Eine Zuschauerin drang in ihrer Wortmeldung auf Verankerung der Klimaschutzaspekte von Abriss und Neubau im Gesetz. Es müsse für alle Bürger:innen sichtbar werden, dass Berlin sich für den Klimaschutz einsetzt, nicht zuletzt in Hinblick auf das Urteil des Bundesverfassungsgerichts im vergangenen Sommer, aus dem sich Verpflichtungen ergäben. „Ich wünsche mir als Bürger, dass in der Frage Abriss oder Erhalt der Klimaschutz als Querschnittsaufgabe verankert wird.“ Auch im Fall der Habersaathstraße, über den sie erst am heutigen Tag detaillierte Informationen erhalten habe, sei ein Abriss – noch dazu mit dem ganzen Sondermüll der energetischen und noch wirksamen Sanierung – höchst problematisch. Warum so etwas geschehe, müsse dann die Politik auch jungen Menschen erklären, sie könne das nicht.

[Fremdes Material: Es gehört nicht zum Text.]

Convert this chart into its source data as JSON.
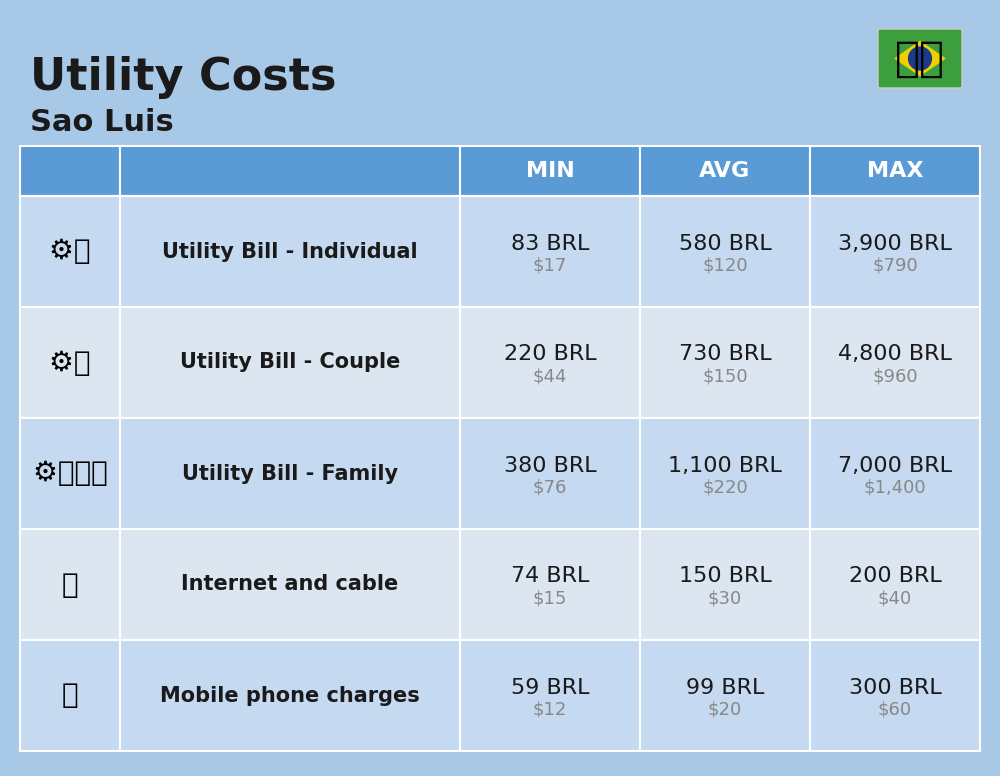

Daniel Dieckmann stellte noch einmal heraus, dass der Erhalt von Gebäuden immer Mieter*innenschutz sei. Da könne unmöglich das Investoreninteresse im Vordergrund stehen. Die Habersaathstraße sei vom damaligen Finanzsenator Thilo Sarrazin mit den Worten verkauft worden, für die Mieter ändere sich nichts. „Für die Mieter*innen hat sich aber alles geändert.“ Angesichts der Angebotspreise in der Nachbarschaft – im Tacheles-Areal von 34.000 Euro pro Quadratmeter und in der Schwarzkopffstraße von 40.000 – sei in der Habersaathstraße von ähnlichen Erwartungen der Arcadia auszugehen. Doch die Menschen seien keine Verschiebemasse. Wo sollten denn die Mieter*innen, nach Zehn-, Zwölf-Stunden-Schichten in der Pflege, hin? Zwei Stunden nach Brandenburg pendeln? Unter den Umständen würden die Leute aus ihrem Haus nicht weiter in der Pflege arbeiten.
Bevor Ülker Radziwill in ihrem Schlusswort daran erinnerte, dass neben der Bestandssicherung zielgerichtetes Bauen notwendig sei, bedankte sie sich für die Anregungen der Initiativen und des Mietervereins. Sie werde die aktuellen Änderungsvorschläge prüfen lassen und den Vorschlag der Gesetzesänderung gern bei einem Termin noch ausführlicher besprechen.